Tabular Data with Class Imbalance: Predicting Electric Vehicle Crash Severity with Pretrained Transformers (TabPFN) and Mamba-Based Models
This work addresses crash severity prediction for electric vehicles, which is an incremental improvement using existing deep learning methods on new domain-specific data.
This study tackled predicting crash severity in electric vehicle collisions using real-world data from Texas, achieving superior performance with MambaAttention for severe injury cases by applying deep tabular models like TabPFN and Mamba-based architectures.

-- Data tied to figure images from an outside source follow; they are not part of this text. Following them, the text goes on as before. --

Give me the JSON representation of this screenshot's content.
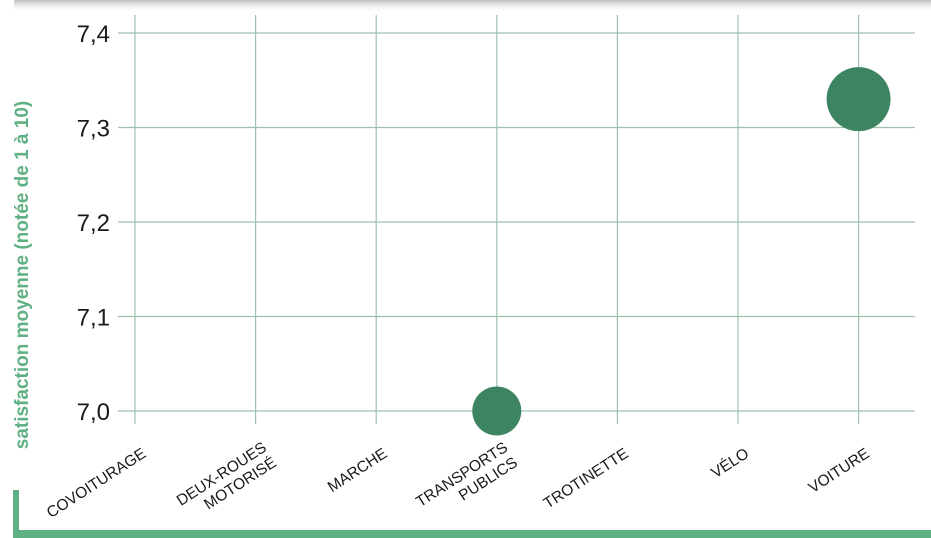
{
  "chart_data": {
    "type": "scatter",
    "title": "",
    "xlabel": "",
    "ylabel": "satisfaction moyenne (notée de 1 à 10)",
    "categories": [
      [
        "COVOITURAGE"
      ],
      [
        "DEUX-ROUES",
        "MOTORISÉ"
      ],
      [
        "MARCHE"
      ],
      [
        "TRANSPORTS",
        "PUBLICS"
      ],
      [
        "TROTINETTE"
      ],
      [
        "VÉLO"
      ],
      [
        "VOITURE"
      ]
    ],
    "yticks": [
      "7,0",
      "7,1",
      "7,2",
      "7,3",
      "7,4"
    ],
    "ytick_values": [
      7.0,
      7.1,
      7.2,
      7.3,
      7.4
    ],
    "ylim": [
      7.0,
      7.4
    ],
    "grid": true,
    "points": [
      {
        "category_index": 3,
        "value": 7.0
      },
      {
        "category_index": 6,
        "value": 7.33
      }
    ],
    "colors": {
      "point": "#3d8462",
      "grid": "#9fc0ad",
      "accent": "#5fb083",
      "ylabel": "#5fb083",
      "text": "#1a1a1a"
    }
  }
}
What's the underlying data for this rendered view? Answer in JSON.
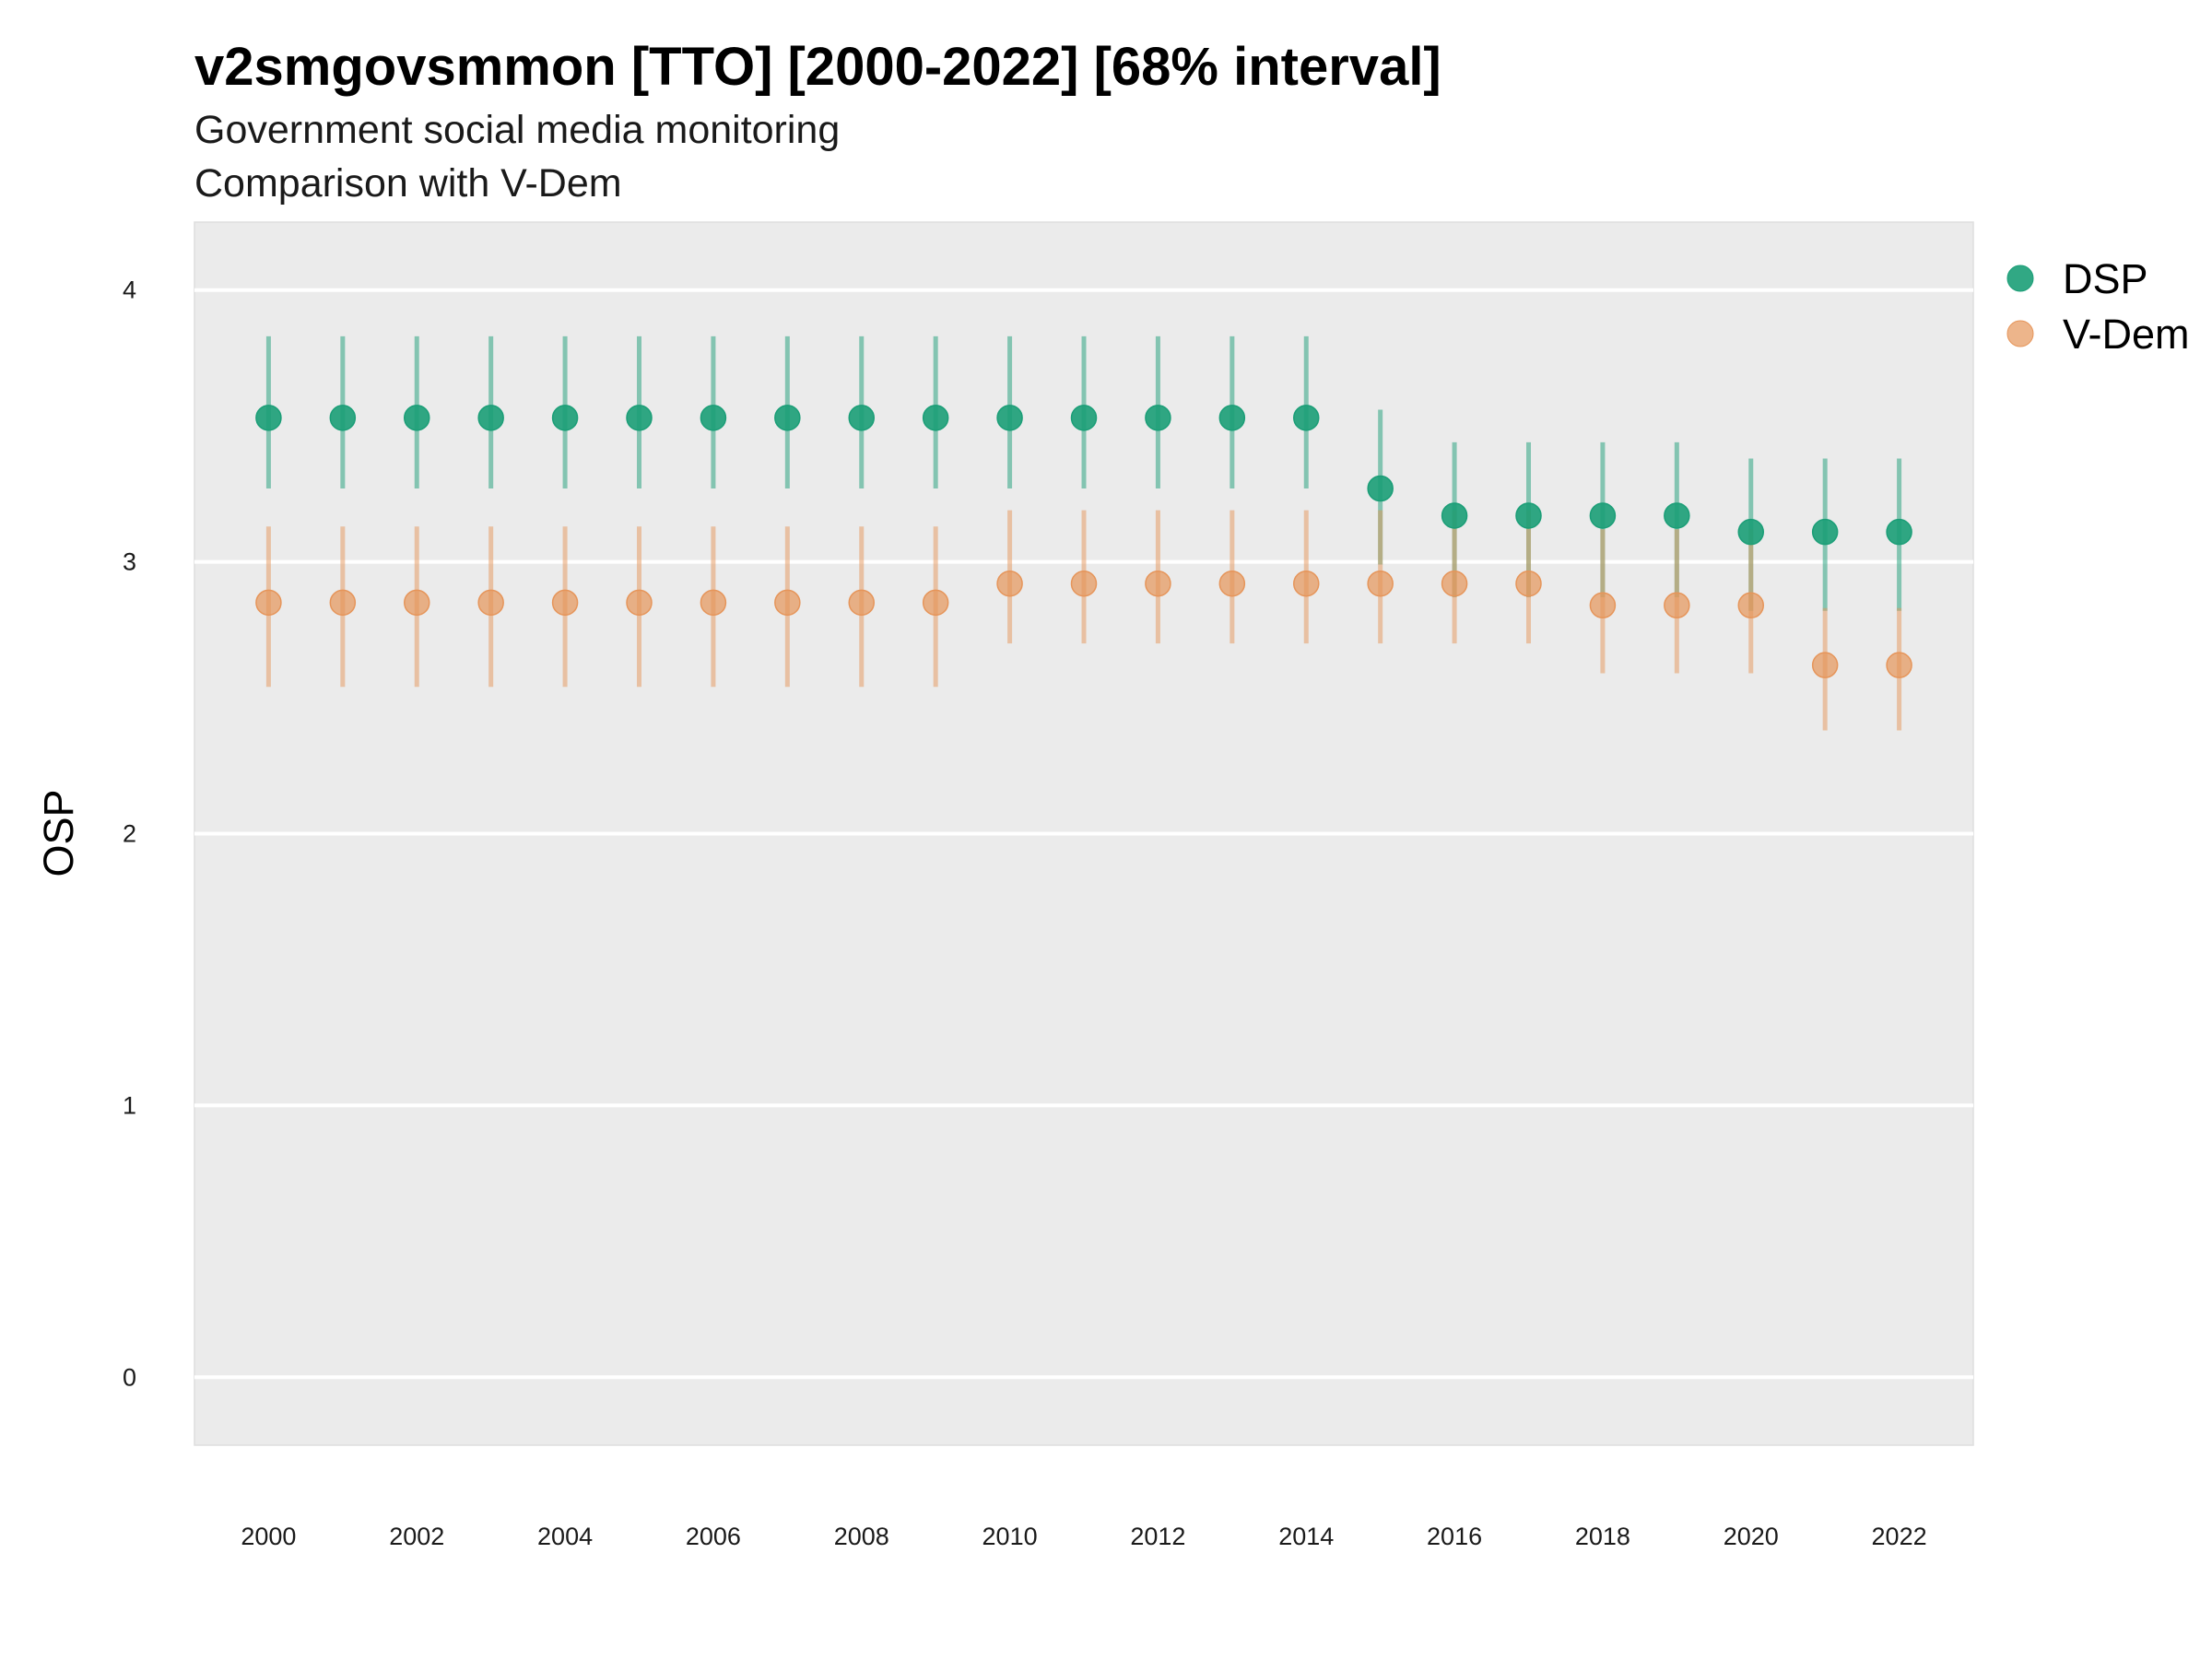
{
  "chart_data": {
    "type": "scatter",
    "title": "v2smgovsmmon [TTO] [2000-2022] [68% interval]",
    "subtitle": "Government social media monitoring",
    "caption": "Comparison with V-Dem",
    "xlabel": "",
    "ylabel": "OSP",
    "xlim": [
      1999,
      2023
    ],
    "ylim": [
      -0.25,
      4.25
    ],
    "x_ticks": [
      2000,
      2002,
      2004,
      2006,
      2008,
      2010,
      2012,
      2014,
      2016,
      2018,
      2020,
      2022
    ],
    "y_ticks": [
      0,
      1,
      2,
      3,
      4
    ],
    "grid": true,
    "legend_position": "right",
    "x": [
      2000,
      2001,
      2002,
      2003,
      2004,
      2005,
      2006,
      2007,
      2008,
      2009,
      2010,
      2011,
      2012,
      2013,
      2014,
      2015,
      2016,
      2017,
      2018,
      2019,
      2020,
      2021,
      2022
    ],
    "series": [
      {
        "name": "DSP",
        "color": "#1b9e77",
        "values": [
          3.53,
          3.53,
          3.53,
          3.53,
          3.53,
          3.53,
          3.53,
          3.53,
          3.53,
          3.53,
          3.53,
          3.53,
          3.53,
          3.53,
          3.53,
          3.27,
          3.17,
          3.17,
          3.17,
          3.17,
          3.11,
          3.11,
          3.11
        ],
        "lower": [
          3.27,
          3.27,
          3.27,
          3.27,
          3.27,
          3.27,
          3.27,
          3.27,
          3.27,
          3.27,
          3.27,
          3.27,
          3.27,
          3.27,
          3.27,
          2.99,
          2.87,
          2.87,
          2.87,
          2.87,
          2.82,
          2.82,
          2.82
        ],
        "upper": [
          3.83,
          3.83,
          3.83,
          3.83,
          3.83,
          3.83,
          3.83,
          3.83,
          3.83,
          3.83,
          3.83,
          3.83,
          3.83,
          3.83,
          3.83,
          3.56,
          3.44,
          3.44,
          3.44,
          3.44,
          3.38,
          3.38,
          3.38
        ]
      },
      {
        "name": "V-Dem",
        "color": "#e6955a",
        "values": [
          2.85,
          2.85,
          2.85,
          2.85,
          2.85,
          2.85,
          2.85,
          2.85,
          2.85,
          2.85,
          2.92,
          2.92,
          2.92,
          2.92,
          2.92,
          2.92,
          2.92,
          2.92,
          2.84,
          2.84,
          2.84,
          2.62,
          2.62
        ],
        "lower": [
          2.54,
          2.54,
          2.54,
          2.54,
          2.54,
          2.54,
          2.54,
          2.54,
          2.54,
          2.54,
          2.7,
          2.7,
          2.7,
          2.7,
          2.7,
          2.7,
          2.7,
          2.7,
          2.59,
          2.59,
          2.59,
          2.38,
          2.38
        ],
        "upper": [
          3.13,
          3.13,
          3.13,
          3.13,
          3.13,
          3.13,
          3.13,
          3.13,
          3.13,
          3.13,
          3.19,
          3.19,
          3.19,
          3.19,
          3.19,
          3.19,
          3.19,
          3.19,
          3.12,
          3.12,
          3.12,
          2.83,
          2.83
        ]
      }
    ]
  }
}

This study presents a deep tabular learning framework for predicting crash severity in electric vehicle (EV) collisions using real-world crash data from Texas (2017-2023). After filtering for electric-only vehicles, 23,301 EV-involved crash records were analyzed. Feature importance techniques using XGBoost and Random Forest identified intersection relation, first harmful event, person age, crash speed limit, and day of week as the top predictors, along with advanced safety features like automatic emergency braking. To address class imbalance, Synthetic Minority Over-sampling Technique and Edited Nearest Neighbors (SMOTEENN) resampling was applied. Three state-of-the-art deep tabular models, TabPFN, MambaNet, and MambaAttention, were benchmarked for severity prediction. While TabPFN demonstrated strong generalization, MambaAttention achieved superior performance in classifying severe injury cases due to its attention-based feature reweighting. The findings highlight the potential of deep tabular architectures for improving crash severity prediction and enabling data-driven safety interventions in EV crash contexts.